HARD REQUIREMENT (from QRL): leakage ≤ normal ML-DSA-87 under its least-leakage paradigm

Normal ML-DSA-87's least-leakage paradigm is perfect ZK (zero leakage) — uniform-y rejection gives statistical distance 0. So the bar is zero leakage, which: - rules out Model 2 entirely (it leaks; non-uniform y*), and - mandates Model 1 (per-signer rejection), whose zero-leakage is the same theorem as ML-DSA's own perfect ZK applied per-signer ⇒ MLADSA leakage = ML-DSA leakage = 0.

The first end-to-end prototype used Model 2 and therefore did not meet this bar; it has been replaced by aggregate_m1 (Model 1) in prototype/mladsa_aggregate.py.

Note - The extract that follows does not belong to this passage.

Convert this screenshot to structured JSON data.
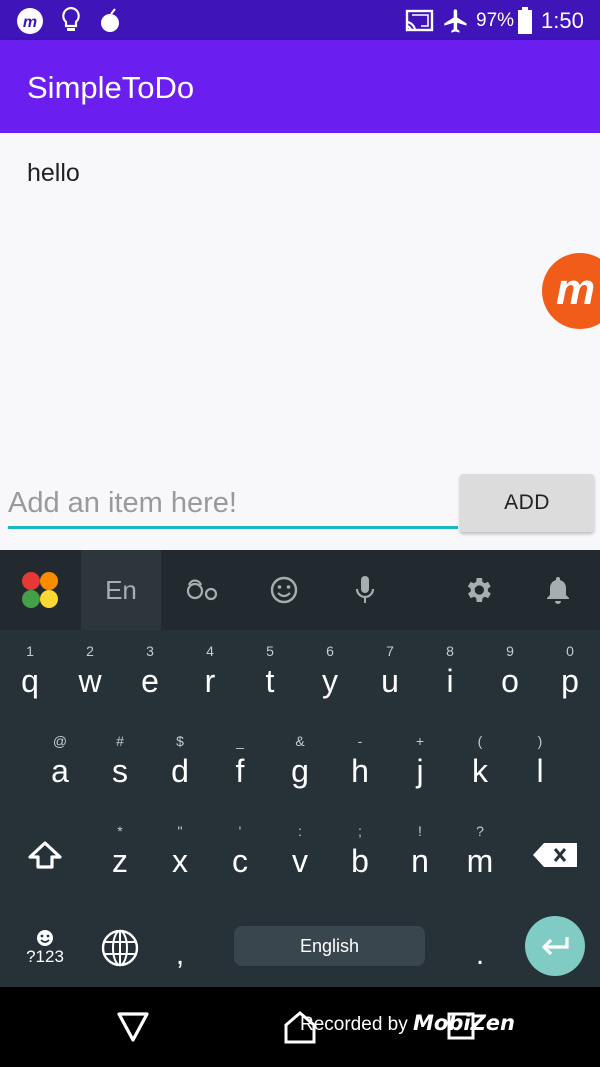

That zero-leakage aggregate is accepted end-to-end by pqcrypto.sign.ml_dsa_87.verify for n=2,3,4 (2592B pk / 4627B sig; tampering rejected) — i.e. a genuine, zero-leakage, third-party-verified ML-DSA-87 aggregate at small cohort. n≥~5 is abort-limited (below).

Certified statement

  • Leakage: Model 1 = zero at any n, by ML-DSA's own perfect-ZK proof (each accepted z_i is uniform-on-box, secret-independent; sum of secret-independent is secret- independent). This is a proof, not a measurement. Model 2 is non-zero → disallowed.
  • Cohort: under Model 1 the limiter is the abort rate. Naive joint-restart gives joint acceptance ≈ exp(-Θ(n)) — feasible by brute force only for n≈2–4 (≈8–10 with Gaussian). Larger cohorts require a trapdoor-free route (trapdoors are rejected on trust-model grounds, see below): a rejection-free multi-nonce 2-round multisignature (MuSig-L/DualMS/Toothpicks-class) for large n, or tiling small zero-leakage aggregates for guaranteed compression now, or a transparent proof if a single constant-size aggregate over a huge cohort is mandatory. All preserve zero leakage.
  • Supersedes the earlier "ratio → leakage" framing, which wrongly conflated abort with leak.

Measured results (prototype/leak_test.py) — and an honest caveat

TV distance of a fixed z* coefficient between two independent secrets:

model n γ1' TV(secA,secB)
per-signer (M1) 4 131042 0.110
per-signer (M1) 8 92660 0.101
per-signer (M1) 16 65521 0.104
reject-on-z* (M2) 4 32760 0.060
reject-on-z* (M2) 8 23165 0.056

This measurement is UNDERPOWERED and inconclusive. At 2000 samples / 120 bins the finite-sample TV noise floor is √(bins/(π·trials)) ≈ 0.14, which exceeds every value in the table. So these numbers reflect sampling noise, not a leakage signal (M1's larger support → emptier bins → higher apparent TV). The zero-leakage claim for Model 1 therefore rests on the proof (= ML-DSA's perfect-ZK argument), not on this run. A conclusive empirical check (≥10⁵ samples, ~32 bins, or a per-coefficient uniformity χ² on a single z_i) is future work; it is a sanity check, not the certification.